Passano i minuti, paiono velocissimi e tu vedi già materializzarsi il ritorno a casa, tu che quattro anni fa alzavi la coppa nella Rambla catalana bevendo birra venduta da pakistani con le mani unte ed abbracciavi spagnoli e lusitani che si congratulavano  con te, sudato zuppo con una bandiera lacera e impregnata di umori da pub legata al collo…

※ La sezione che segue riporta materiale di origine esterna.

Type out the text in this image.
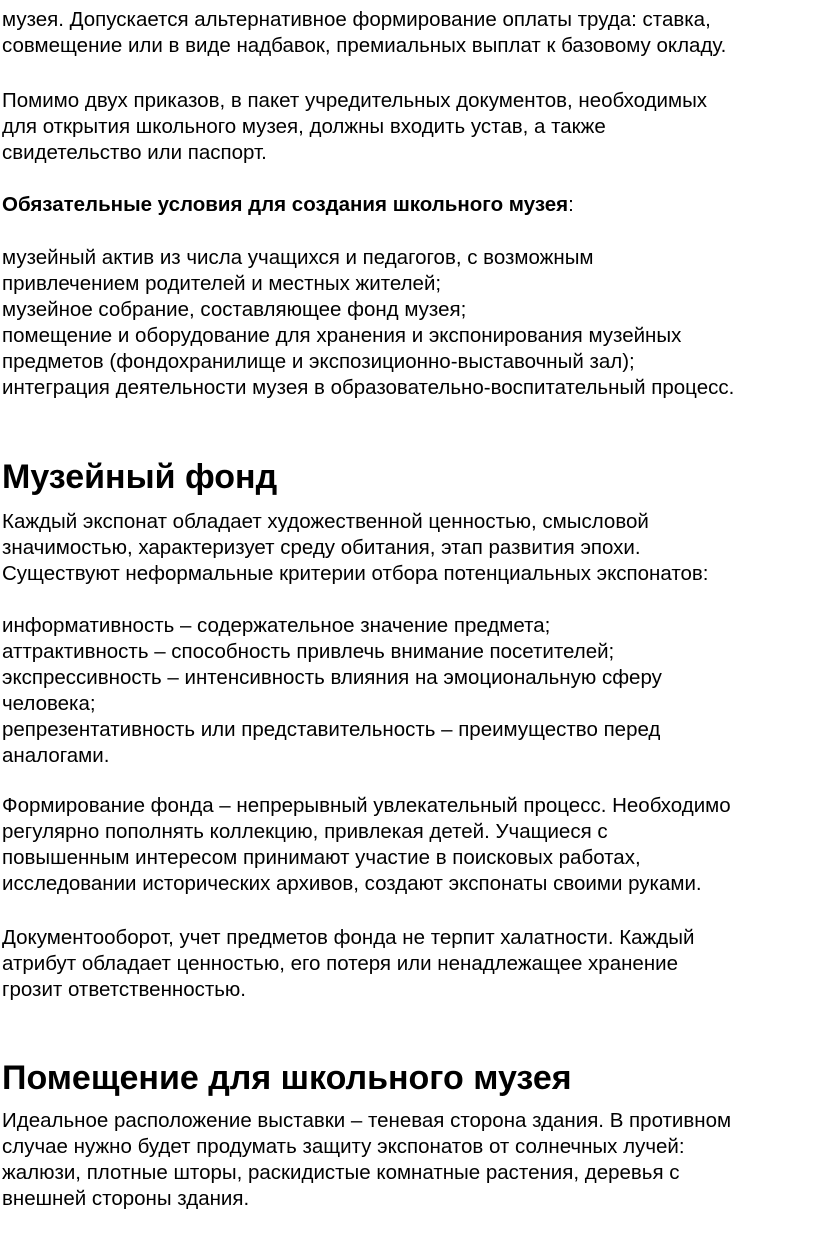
музея. Допускается альтернативное формирование оплаты труда: ставка,
совмещение или в виде надбавок, премиальных выплат к базовому окладу.
Помимо двух приказов, в пакет учредительных документов, необходимых
для открытия школьного музея, должны входить устав, а также
свидетельство или паспорт.
Обязательные условия для создания школьного музея:
музейный актив из числа учащихся и педагогов, с возможным
привлечением родителей и местных жителей;
музейное собрание, составляющее фонд музея;
помещение и оборудование для хранения и экспонирования музейных
предметов (фондохранилище и экспозиционно-выставочный зал);
интеграция деятельности музея в образовательно-воспитательный процесс.
Музейный фонд
Каждый экспонат обладает художественной ценностью, смысловой
значимостью, характеризует среду обитания, этап развития эпохи.
Существуют неформальные критерии отбора потенциальных экспонатов:
информативность – содержательное значение предмета;
аттрактивность – способность привлечь внимание посетителей;
экспрессивность – интенсивность влияния на эмоциональную сферу
человека;
репрезентативность или представительность – преимущество перед
аналогами.
Формирование фонда – непрерывный увлекательный процесс. Необходимо
регулярно пополнять коллекцию, привлекая детей. Учащиеся с
повышенным интересом принимают участие в поисковых работах,
исследовании исторических архивов, создают экспонаты своими руками.
Документооборот, учет предметов фонда не терпит халатности. Каждый
атрибут обладает ценностью, его потеря или ненадлежащее хранение
грозит ответственностью.
Помещение для школьного музея
Идеальное расположение выставки – теневая сторона здания. В противном
случае нужно будет продумать защиту экспонатов от солнечных лучей:
жалюзи, плотные шторы, раскидистые комнатные растения, деревья с
внешней стороны здания.
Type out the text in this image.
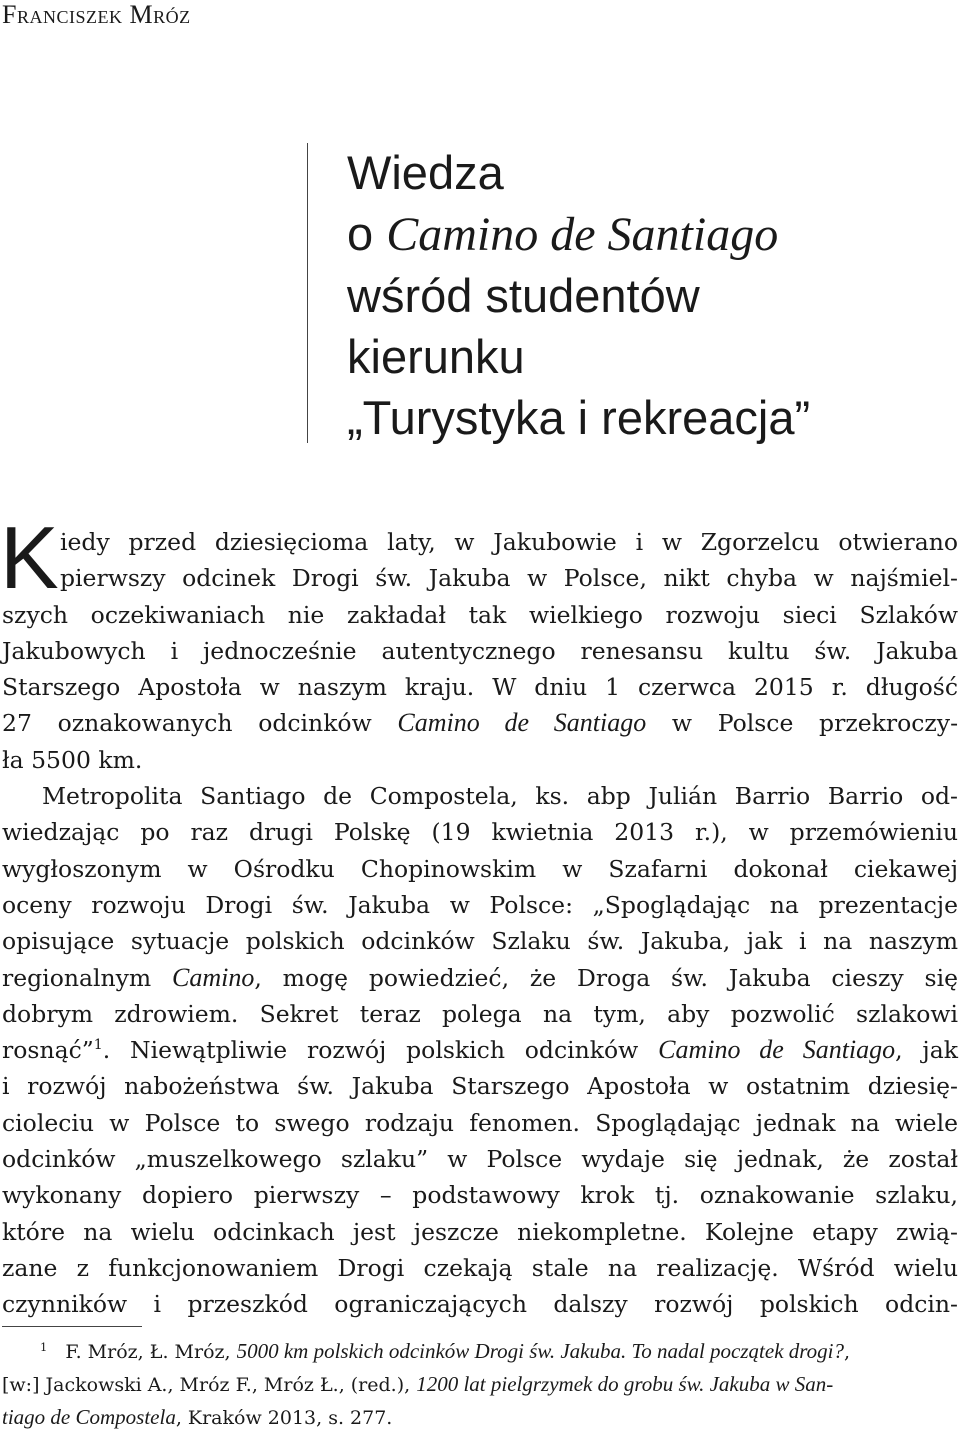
Franciszek Mróz
Wiedza
o Camino de Santiago
wśród studentów
kierunku
„Turystyka i rekreacja”
K iedy przed dziesięcioma laty, w Jakubowie i w Zgorzelcu otwierano
pierwszy odcinek Drogi św. Jakuba w Polsce, nikt chyba w najśmiel-
szych oczekiwaniach nie zakładał tak wielkiego rozwoju sieci Szlaków
Jakubowych i jednocześnie autentycznego renesansu kultu św. Jakuba
Starszego Apostoła w naszym kraju. W dniu 1 czerwca 2015 r. długość
27 oznakowanych odcinków Camino de Santiago w Polsce przekroczy-
ła 5500 km.
Metropolita Santiago de Compostela, ks. abp Julián Barrio Barrio od-
wiedzając po raz drugi Polskę (19 kwietnia 2013 r.), w przemówieniu
wygłoszonym w Ośrodku Chopinowskim w Szafarni dokonał ciekawej
oceny rozwoju Drogi św. Jakuba w Polsce: „Spoglądając na prezentacje
opisujące sytuacje polskich odcinków Szlaku św. Jakuba, jak i na naszym
regionalnym Camino, mogę powiedzieć, że Droga św. Jakuba cieszy się
dobrym zdrowiem. Sekret teraz polega na tym, aby pozwolić szlakowi
rosnąć”$^1$. Niewątpliwie rozwój polskich odcinków Camino de Santiago, jak
i rozwój nabożeństwa św. Jakuba Starszego Apostoła w ostatnim dziesię-
cioleciu w Polsce to swego rodzaju fenomen. Spoglądając jednak na wiele
odcinków „muszelkowego szlaku” w Polsce wydaje się jednak, że został
wykonany dopiero pierwszy – podstawowy krok tj. oznakowanie szlaku,
które na wielu odcinkach jest jeszcze niekompletne. Kolejne etapy zwią-
zane z funkcjonowaniem Drogi czekają stale na realizację. Wśród wielu
czynników i przeszkód ograniczających dalszy rozwój polskich odcin-
$^1$ F. Mróz, Ł. Mróz, 5000 km polskich odcinków Drogi św. Jakuba. To nadal początek drogi?,
[w:] Jackowski A., Mróz F., Mróz Ł., (red.), 1200 lat pielgrzymek do grobu św. Jakuba w San-
tiago de Compostela, Kraków 2013, s. 277.
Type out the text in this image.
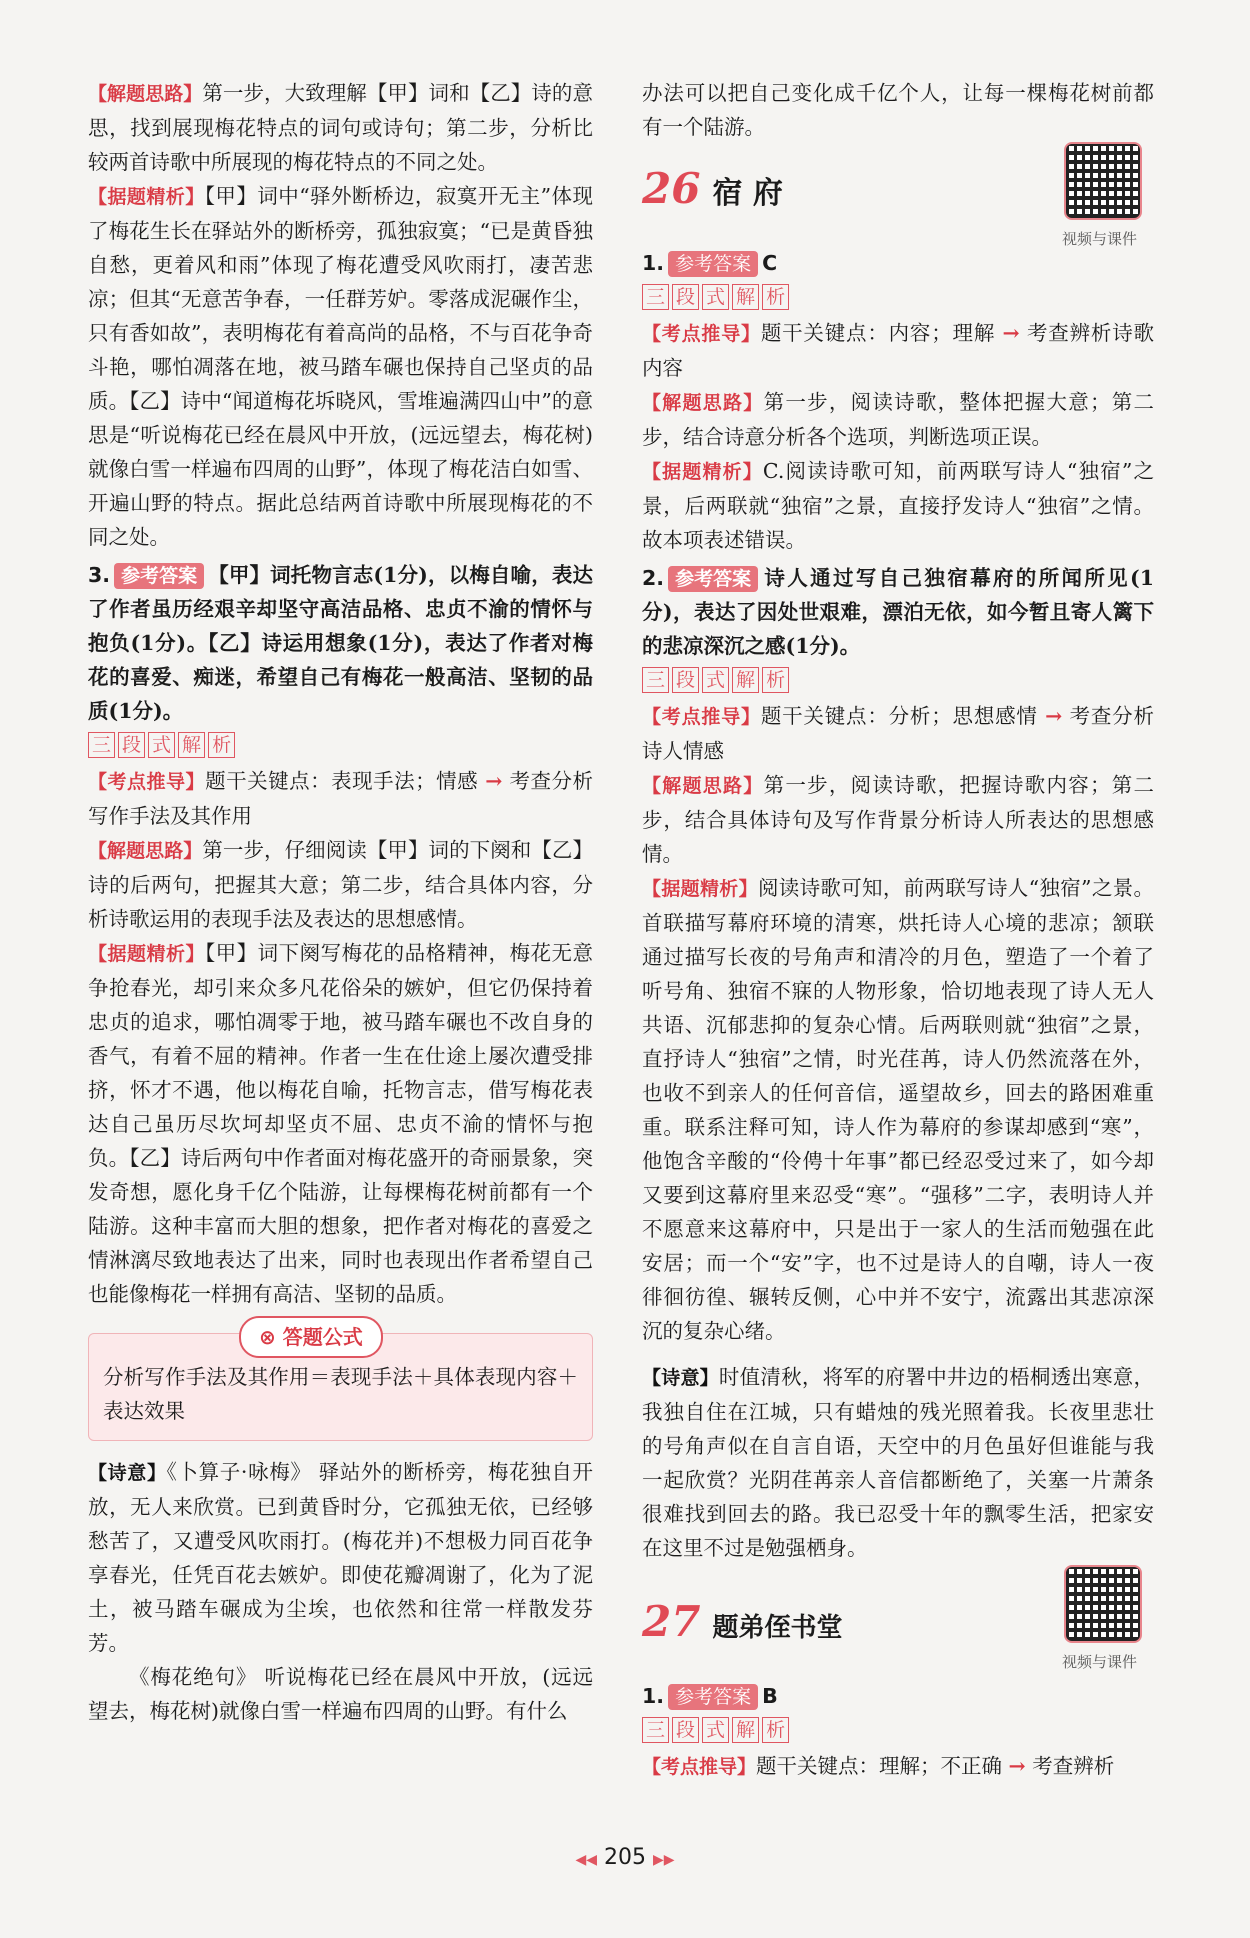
【解题思路】第一步，大致理解【甲】词和【乙】诗的意思，找到展现梅花特点的词句或诗句；第二步，分析比较两首诗歌中所展现的梅花特点的不同之处。

【据题精析】【甲】词中“驿外断桥边，寂寞开无主”体现了梅花生长在驿站外的断桥旁，孤独寂寞；“已是黄昏独自愁，更着风和雨”体现了梅花遭受风吹雨打，凄苦悲凉；但其“无意苦争春，一任群芳妒。零落成泥碾作尘，只有香如故”，表明梅花有着高尚的品格，不与百花争奇斗艳，哪怕凋落在地，被马踏车碾也保持自己坚贞的品质。【乙】诗中“闻道梅花坼晓风，雪堆遍满四山中”的意思是“听说梅花已经在晨风中开放，(远远望去，梅花树)就像白雪一样遍布四周的山野”，体现了梅花洁白如雪、开遍山野的特点。据此总结两首诗歌中所展现梅花的不同之处。

3. 参考答案 【甲】词托物言志(1分)，以梅自喻，表达了作者虽历经艰辛却坚守高洁品格、忠贞不渝的情怀与抱负(1分)。【乙】诗运用想象(1分)，表达了作者对梅花的喜爱、痴迷，希望自己有梅花一般高洁、坚韧的品质(1分)。

三 段 式 解 析

【考点推导】题干关键点：表现手法；情感 → 考查分析写作手法及其作用

【解题思路】第一步，仔细阅读【甲】词的下阕和【乙】诗的后两句，把握其大意；第二步，结合具体内容，分析诗歌运用的表现手法及表达的思想感情。

【据题精析】【甲】词下阕写梅花的品格精神，梅花无意争抢春光，却引来众多凡花俗朵的嫉妒，但它仍保持着忠贞的追求，哪怕凋零于地，被马踏车碾也不改自身的香气，有着不屈的精神。作者一生在仕途上屡次遭受排挤，怀才不遇，他以梅花自喻，托物言志，借写梅花表达自己虽历尽坎坷却坚贞不屈、忠贞不渝的情怀与抱负。【乙】诗后两句中作者面对梅花盛开的奇丽景象，突发奇想，愿化身千亿个陆游，让每棵梅花树前都有一个陆游。这种丰富而大胆的想象，把作者对梅花的喜爱之情淋漓尽致地表达了出来，同时也表现出作者希望自己也能像梅花一样拥有高洁、坚韧的品质。

⊗ 答题公式

分析写作手法及其作用＝表现手法＋具体表现内容＋表达效果

【诗意】《卜算子·咏梅》 驿站外的断桥旁，梅花独自开放，无人来欣赏。已到黄昏时分，它孤独无依，已经够愁苦了，又遭受风吹雨打。(梅花并)不想极力同百花争享春光，任凭百花去嫉妒。即使花瓣凋谢了，化为了泥土，被马踏车碾成为尘埃，也依然和往常一样散发芬芳。

《梅花绝句》 听说梅花已经在晨风中开放，(远远望去，梅花树)就像白雪一样遍布四周的山野。有什么

办法可以把自己变化成千亿个人，让每一棵梅花树前都有一个陆游。

26 宿 府
视频与课件

1. 参考答案 C

三 段 式 解 析

【考点推导】题干关键点：内容；理解 → 考查辨析诗歌内容

【解题思路】第一步，阅读诗歌，整体把握大意；第二步，结合诗意分析各个选项，判断选项正误。

【据题精析】C.阅读诗歌可知，前两联写诗人“独宿”之景，后两联就“独宿”之景，直接抒发诗人“独宿”之情。故本项表述错误。

2. 参考答案 诗人通过写自己独宿幕府的所闻所见(1分)，表达了因处世艰难，漂泊无依，如今暂且寄人篱下的悲凉深沉之感(1分)。

三 段 式 解 析

【考点推导】题干关键点：分析；思想感情 → 考查分析诗人情感

【解题思路】第一步，阅读诗歌，把握诗歌内容；第二步，结合具体诗句及写作背景分析诗人所表达的思想感情。

【据题精析】阅读诗歌可知，前两联写诗人“独宿”之景。首联描写幕府环境的清寒，烘托诗人心境的悲凉；颔联通过描写长夜的号角声和清冷的月色，塑造了一个着了听号角、独宿不寐的人物形象，恰切地表现了诗人无人共语、沉郁悲抑的复杂心情。后两联则就“独宿”之景，直抒诗人“独宿”之情，时光荏苒，诗人仍然流落在外，也收不到亲人的任何音信，遥望故乡，回去的路困难重重。联系注释可知，诗人作为幕府的参谋却感到“寒”，他饱含辛酸的“伶俜十年事”都已经忍受过来了，如今却又要到这幕府里来忍受“寒”。“强移”二字，表明诗人并不愿意来这幕府中，只是出于一家人的生活而勉强在此安居；而一个“安”字，也不过是诗人的自嘲，诗人一夜徘徊彷徨、辗转反侧，心中并不安宁，流露出其悲凉深沉的复杂心绪。

【诗意】时值清秋，将军的府署中井边的梧桐透出寒意，我独自住在江城，只有蜡烛的残光照着我。长夜里悲壮的号角声似在自言自语，天空中的月色虽好但谁能与我一起欣赏？光阴荏苒亲人音信都断绝了，关塞一片萧条很难找到回去的路。我已忍受十年的飘零生活，把家安在这里不过是勉强栖身。

27 题弟侄书堂
视频与课件

1. 参考答案 B

三 段 式 解 析

【考点推导】题干关键点：理解；不正确 → 考查辨析

◀◀ 205 ▶▶
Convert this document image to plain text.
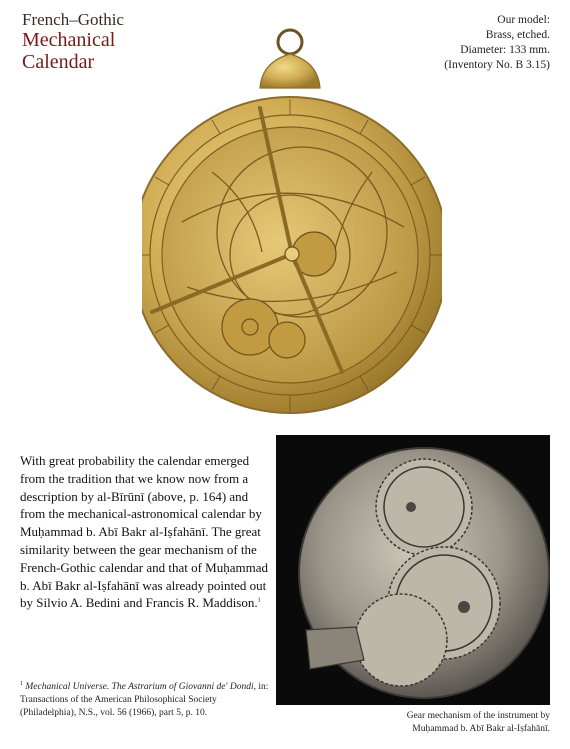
French–Gothic
Mechanical
Calendar
Our model:
Brass, etched.
Diameter: 133 mm.
(Inventory No. B 3.15)
With great probability the calendar emerged from the tradition that we know now from a description by al-Bīrūnī (above, p. 164) and from the mechanical-astronomical calendar by Muḥammad b. Abī Bakr al-Iṣfahānī. The great similarity between the gear mechanism of the French-Gothic calendar and that of Muḥammad b. Abī Bakr al-Iṣfahānī was already pointed out by Silvio A. Bedini and Francis R. Maddison.$^1$
$^1$ Mechanical Universe. The Astrarium of Giovanni de' Dondi, in: Transactions of the American Philosophical Society (Philadelphia), N.S., vol. 56 (1966), part 5, p. 10.	Gear mechanism of the instrument by
Muḥammad b. Abī Bakr al-Iṣfahānī.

No che cazzo, non può andare avanti così. Ma arriva il gol del pareggio. L’unico momento in cui è un maschio a procurarmi un orgasmo me lo godo tutto, mi agito come un pazzo, corro al balcone a gridare la mia gioia agli alberi, mi sento il re del mondo per qualche istante. In quei momento potrei baciare un sorcio in bocca, o bere la mia stessa urina in una bella sorsata. Ma poi ritorna la razionale sofferenza, e poi ancora rutti, madonne, insulti alla popolazione indios del sudamerica, persino agli inti illimani, e poi ancora tentativi di sfasciare porte a calci, speranze disattese, birra, imprecazioni western, poi ancora birra, e poi il fischio finale.
Dopo di che subentra il senso di colpa. Mi sono trasformato per un’ora e mezza nella mia metà oscura, tradendo un evidente sdoppiamento della personalità. Mi ricompongo, aiuto a sparecchiare, chiedo scusa per i rutti e per le apologia di razzismo alla padrona di casa, ringrazio gentilmente, mi produco in dialoghi cortesi e civili, infine saluto, leggermente ubriaco ma composto.
Torno ad essere una persona civile. Fino alla prossima sera di una piena.